08 de julho de 2026
Geral

Evento reuniu multidões e marcou época

Rodrigo Ferrari
| Tempo de leitura: 2 min

Entender a dimensão do Festival das Águas Claras pode ser difícil para as pessoas com menos de 30 anos de idade, tamanha a oferta de shows nos dia atuais. Nos anos 70 e 80, porém, eventos musicais de grandes proporções eram raros no Interior.

“Aquela foi a maior reunião musical realizada no País até então”, assegura Antônio Checchin Júnior, responsável pela organização do evento. Alguns podem considerar a afirmação exagerada, mas na verdade não é: em suas quatro edições, o festival conseguiu trazer figuras lendárias da música popular brasileira - como Os Mutantes, Gilberto Gil, Luiz Gonzaga, João Gilberto e Raul Seixas - a uma região onde eventos dessa natureza eram raros.
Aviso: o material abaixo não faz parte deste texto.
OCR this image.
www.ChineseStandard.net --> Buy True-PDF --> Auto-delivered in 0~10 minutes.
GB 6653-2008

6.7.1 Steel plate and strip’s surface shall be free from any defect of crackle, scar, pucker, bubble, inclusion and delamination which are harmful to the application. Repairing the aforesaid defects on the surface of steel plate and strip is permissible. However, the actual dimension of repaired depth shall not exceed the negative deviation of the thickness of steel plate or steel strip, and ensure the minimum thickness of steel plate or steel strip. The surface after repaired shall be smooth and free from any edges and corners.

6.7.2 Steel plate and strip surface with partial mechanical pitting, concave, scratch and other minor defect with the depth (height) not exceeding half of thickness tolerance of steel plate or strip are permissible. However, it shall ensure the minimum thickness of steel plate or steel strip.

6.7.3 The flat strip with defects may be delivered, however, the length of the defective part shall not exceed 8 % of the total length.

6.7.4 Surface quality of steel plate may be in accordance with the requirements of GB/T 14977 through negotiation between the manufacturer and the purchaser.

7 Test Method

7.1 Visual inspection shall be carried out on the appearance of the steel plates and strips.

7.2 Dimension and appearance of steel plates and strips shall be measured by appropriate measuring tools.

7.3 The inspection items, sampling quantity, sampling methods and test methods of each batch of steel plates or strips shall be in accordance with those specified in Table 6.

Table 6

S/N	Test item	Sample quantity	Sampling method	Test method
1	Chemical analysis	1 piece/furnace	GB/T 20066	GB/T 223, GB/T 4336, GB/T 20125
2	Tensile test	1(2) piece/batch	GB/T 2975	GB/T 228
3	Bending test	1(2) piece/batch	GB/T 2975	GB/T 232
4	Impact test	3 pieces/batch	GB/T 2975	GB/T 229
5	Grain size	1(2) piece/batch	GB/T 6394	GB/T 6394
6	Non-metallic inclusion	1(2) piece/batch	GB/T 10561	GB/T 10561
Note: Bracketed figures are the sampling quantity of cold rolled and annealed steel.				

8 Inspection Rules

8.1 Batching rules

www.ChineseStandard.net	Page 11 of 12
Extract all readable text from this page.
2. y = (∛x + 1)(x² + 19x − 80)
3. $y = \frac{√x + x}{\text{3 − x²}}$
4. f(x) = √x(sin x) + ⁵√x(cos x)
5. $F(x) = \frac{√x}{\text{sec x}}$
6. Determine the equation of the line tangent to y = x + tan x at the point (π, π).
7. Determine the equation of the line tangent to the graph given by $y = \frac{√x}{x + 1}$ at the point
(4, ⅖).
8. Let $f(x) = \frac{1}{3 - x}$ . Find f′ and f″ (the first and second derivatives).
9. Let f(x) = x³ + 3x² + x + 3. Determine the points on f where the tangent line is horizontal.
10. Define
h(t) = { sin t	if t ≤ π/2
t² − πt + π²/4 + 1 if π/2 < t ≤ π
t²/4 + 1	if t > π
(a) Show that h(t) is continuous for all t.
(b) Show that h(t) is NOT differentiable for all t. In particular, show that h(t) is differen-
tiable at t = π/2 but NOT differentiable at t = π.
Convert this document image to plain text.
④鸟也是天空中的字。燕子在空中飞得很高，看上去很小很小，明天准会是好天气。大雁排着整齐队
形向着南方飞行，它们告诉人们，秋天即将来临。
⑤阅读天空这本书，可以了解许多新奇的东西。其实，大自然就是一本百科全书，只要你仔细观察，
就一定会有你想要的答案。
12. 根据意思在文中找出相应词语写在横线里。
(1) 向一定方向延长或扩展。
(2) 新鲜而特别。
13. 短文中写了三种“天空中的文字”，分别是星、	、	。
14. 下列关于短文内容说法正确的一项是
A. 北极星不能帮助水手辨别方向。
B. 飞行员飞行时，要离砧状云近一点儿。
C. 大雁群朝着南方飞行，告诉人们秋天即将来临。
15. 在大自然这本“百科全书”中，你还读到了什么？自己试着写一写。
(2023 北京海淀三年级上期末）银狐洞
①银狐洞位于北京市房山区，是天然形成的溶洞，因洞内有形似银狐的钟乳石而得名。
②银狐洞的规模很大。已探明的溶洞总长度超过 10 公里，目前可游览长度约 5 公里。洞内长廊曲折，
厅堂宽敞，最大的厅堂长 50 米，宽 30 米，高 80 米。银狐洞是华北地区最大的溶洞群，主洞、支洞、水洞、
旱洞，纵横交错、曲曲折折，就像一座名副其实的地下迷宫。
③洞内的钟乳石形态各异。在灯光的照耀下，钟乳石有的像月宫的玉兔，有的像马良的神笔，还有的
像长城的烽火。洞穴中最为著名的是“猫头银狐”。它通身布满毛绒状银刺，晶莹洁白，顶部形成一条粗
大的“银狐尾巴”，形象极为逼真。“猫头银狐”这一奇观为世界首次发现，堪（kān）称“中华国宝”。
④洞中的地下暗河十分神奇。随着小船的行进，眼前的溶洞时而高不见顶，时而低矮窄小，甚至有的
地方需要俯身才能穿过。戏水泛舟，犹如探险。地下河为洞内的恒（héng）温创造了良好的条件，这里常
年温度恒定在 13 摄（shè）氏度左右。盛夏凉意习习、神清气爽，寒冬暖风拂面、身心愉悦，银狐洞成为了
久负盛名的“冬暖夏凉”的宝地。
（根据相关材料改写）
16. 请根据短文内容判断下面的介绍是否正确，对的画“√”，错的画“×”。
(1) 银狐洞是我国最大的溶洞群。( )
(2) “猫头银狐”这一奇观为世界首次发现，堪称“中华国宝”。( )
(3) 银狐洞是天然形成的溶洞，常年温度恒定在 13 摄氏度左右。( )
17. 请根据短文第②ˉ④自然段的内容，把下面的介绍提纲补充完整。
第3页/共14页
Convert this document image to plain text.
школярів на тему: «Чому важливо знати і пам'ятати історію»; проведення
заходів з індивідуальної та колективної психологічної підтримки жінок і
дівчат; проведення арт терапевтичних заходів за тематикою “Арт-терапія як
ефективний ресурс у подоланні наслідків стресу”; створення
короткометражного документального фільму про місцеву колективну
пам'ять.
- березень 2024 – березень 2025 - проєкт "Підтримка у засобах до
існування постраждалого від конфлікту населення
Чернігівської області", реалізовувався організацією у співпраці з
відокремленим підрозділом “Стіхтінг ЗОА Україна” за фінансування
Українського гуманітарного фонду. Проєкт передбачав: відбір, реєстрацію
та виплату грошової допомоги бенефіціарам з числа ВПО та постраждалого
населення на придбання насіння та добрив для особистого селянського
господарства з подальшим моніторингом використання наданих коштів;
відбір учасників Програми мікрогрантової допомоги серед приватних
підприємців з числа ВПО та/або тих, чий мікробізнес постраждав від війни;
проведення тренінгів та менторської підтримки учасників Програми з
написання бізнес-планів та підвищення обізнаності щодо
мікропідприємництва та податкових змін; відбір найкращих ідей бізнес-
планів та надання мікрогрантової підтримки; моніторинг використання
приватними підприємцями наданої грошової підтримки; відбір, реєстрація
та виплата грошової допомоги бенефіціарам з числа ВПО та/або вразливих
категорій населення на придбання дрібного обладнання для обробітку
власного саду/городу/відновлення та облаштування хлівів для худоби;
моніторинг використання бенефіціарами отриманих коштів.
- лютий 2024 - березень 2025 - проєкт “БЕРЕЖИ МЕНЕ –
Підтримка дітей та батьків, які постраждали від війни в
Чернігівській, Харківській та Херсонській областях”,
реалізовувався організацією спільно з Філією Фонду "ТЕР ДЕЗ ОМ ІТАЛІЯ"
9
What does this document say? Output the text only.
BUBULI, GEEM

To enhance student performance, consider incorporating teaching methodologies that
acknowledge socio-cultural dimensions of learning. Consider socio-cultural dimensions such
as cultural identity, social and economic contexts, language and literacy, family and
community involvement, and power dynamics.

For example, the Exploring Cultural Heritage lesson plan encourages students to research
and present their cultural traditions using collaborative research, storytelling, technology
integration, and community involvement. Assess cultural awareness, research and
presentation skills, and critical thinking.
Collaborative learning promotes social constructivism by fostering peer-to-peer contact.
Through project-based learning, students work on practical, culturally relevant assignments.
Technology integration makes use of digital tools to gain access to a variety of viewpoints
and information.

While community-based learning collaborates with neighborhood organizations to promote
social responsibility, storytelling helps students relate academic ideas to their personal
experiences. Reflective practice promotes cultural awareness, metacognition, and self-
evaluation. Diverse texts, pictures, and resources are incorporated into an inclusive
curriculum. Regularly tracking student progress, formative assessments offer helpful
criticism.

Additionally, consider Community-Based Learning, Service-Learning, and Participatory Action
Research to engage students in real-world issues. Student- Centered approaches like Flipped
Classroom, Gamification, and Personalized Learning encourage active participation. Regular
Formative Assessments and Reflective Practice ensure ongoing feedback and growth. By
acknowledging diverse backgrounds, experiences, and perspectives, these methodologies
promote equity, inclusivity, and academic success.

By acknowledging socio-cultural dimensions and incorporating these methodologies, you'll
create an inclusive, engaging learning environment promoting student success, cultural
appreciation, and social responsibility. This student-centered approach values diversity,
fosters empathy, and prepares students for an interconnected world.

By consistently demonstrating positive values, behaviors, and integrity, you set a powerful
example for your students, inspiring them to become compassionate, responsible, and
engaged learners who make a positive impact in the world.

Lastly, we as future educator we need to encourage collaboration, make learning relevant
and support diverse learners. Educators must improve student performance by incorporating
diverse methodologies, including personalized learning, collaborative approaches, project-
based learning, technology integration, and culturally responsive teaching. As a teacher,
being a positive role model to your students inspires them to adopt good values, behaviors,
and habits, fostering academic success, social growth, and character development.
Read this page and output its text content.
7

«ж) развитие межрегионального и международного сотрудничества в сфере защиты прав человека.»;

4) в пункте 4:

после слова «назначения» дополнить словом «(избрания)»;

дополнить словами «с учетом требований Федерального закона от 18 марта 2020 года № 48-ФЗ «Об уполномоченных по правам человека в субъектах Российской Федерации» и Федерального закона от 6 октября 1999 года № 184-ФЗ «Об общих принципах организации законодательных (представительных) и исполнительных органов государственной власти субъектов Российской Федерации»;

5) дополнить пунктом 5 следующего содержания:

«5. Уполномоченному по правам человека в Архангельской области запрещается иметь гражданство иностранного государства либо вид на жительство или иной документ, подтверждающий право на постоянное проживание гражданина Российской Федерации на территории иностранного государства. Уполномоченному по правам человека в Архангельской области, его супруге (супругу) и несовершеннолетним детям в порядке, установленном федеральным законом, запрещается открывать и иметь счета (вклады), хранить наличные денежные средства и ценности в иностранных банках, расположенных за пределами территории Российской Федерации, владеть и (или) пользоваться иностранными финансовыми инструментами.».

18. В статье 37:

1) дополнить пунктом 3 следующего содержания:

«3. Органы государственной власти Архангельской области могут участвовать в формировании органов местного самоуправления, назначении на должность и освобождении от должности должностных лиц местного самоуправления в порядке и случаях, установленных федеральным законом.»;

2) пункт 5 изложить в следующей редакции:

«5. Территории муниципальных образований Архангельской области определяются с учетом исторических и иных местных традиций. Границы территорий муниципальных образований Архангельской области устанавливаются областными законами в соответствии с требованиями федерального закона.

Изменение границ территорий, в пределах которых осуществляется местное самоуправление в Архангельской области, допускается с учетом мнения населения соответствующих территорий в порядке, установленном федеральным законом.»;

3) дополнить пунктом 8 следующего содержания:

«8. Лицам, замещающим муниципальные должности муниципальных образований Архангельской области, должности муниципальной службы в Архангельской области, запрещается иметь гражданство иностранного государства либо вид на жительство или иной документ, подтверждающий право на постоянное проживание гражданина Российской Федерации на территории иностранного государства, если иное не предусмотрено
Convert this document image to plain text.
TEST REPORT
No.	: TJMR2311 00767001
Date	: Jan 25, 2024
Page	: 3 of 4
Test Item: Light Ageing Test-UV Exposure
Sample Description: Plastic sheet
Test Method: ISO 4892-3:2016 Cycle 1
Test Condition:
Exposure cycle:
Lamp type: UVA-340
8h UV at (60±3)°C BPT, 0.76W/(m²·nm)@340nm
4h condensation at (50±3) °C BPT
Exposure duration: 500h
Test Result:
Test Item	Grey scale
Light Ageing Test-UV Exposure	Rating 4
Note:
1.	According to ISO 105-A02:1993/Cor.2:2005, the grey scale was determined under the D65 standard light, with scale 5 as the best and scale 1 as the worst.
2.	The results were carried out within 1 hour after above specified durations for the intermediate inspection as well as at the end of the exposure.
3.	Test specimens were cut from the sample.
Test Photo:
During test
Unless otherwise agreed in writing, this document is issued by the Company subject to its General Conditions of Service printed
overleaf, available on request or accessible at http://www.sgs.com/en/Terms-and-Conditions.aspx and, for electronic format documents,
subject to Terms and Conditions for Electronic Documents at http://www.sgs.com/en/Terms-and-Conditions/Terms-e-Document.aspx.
Não por acaso, Águas Claras recebeu públicos imensos em suas quatro edições. Em 1975, por exemplo, Checchin Júnior (também conhecido como Leivinha) acreditava que pouco mais de 3 mil pessoas viessem ao festival. “Quando chegou o dia, apareceram 20 mil”, recorda.

Um dos fatores que mais contribuíram para o sucesso do evento foi o eficiente sistema de divulgação bolado pelos organizadores. “Procuramos o auxílio de todos aqueles que pudessem exercer algum tipo de influência entre os jovens, nas cidades situadas em um raio de 200 quilômetros de Iacanga”, explica Checcin Júnior.

Na medida em que esse trabalho de corpo-a-corpo avançava, o evento passou a ganhar notoriedade. “Quando faltavam duas semanas para o início dos shows, a Rede Bandeirantes nos procurou querendo fazer a cobertura do evento”, diz Leivinha.

A emissora veiculou propagandas do evento e os shows foram um verdadeiro sucesso. Nos festivais seguintes, a presença da TV foi ainda mais intensa e o público veio em peso. Foram mais de 100 mil pessoas na edição de 1981. Eduardo Pinto, que trabalhava comercializando alimentos no local, recorda-se bem dessa multidão. “A gente não dava conta de fazer macarrão para todo aquele pessoal”, garante.

Em 1983, em decorrência das chuvas, o comparecimento do público foi bem menor que o esperado. Ainda assim, mais de 50 mil pessoas se dispuseram a enfrentar a lama da fazenda Águas Claras para acompanhar as apresentações musicais. “Era tanto barro que o Erasmo Carlos e o João Gilberto precisaram ir de trator até o palco”, diz Checchin Júnior.

Na última edição, realizada no ano seguinte, o festival já dava sinais de haver perdido o antigo vigor. “Chegaram para mim e disseram: ‘Poxa, esse ano foi um fracasso. Vieram apenas 40 mil pessoas’”, recorda-se Leivinha. Na época, a população de Iacanga beirava os 6,6 mil habitantes.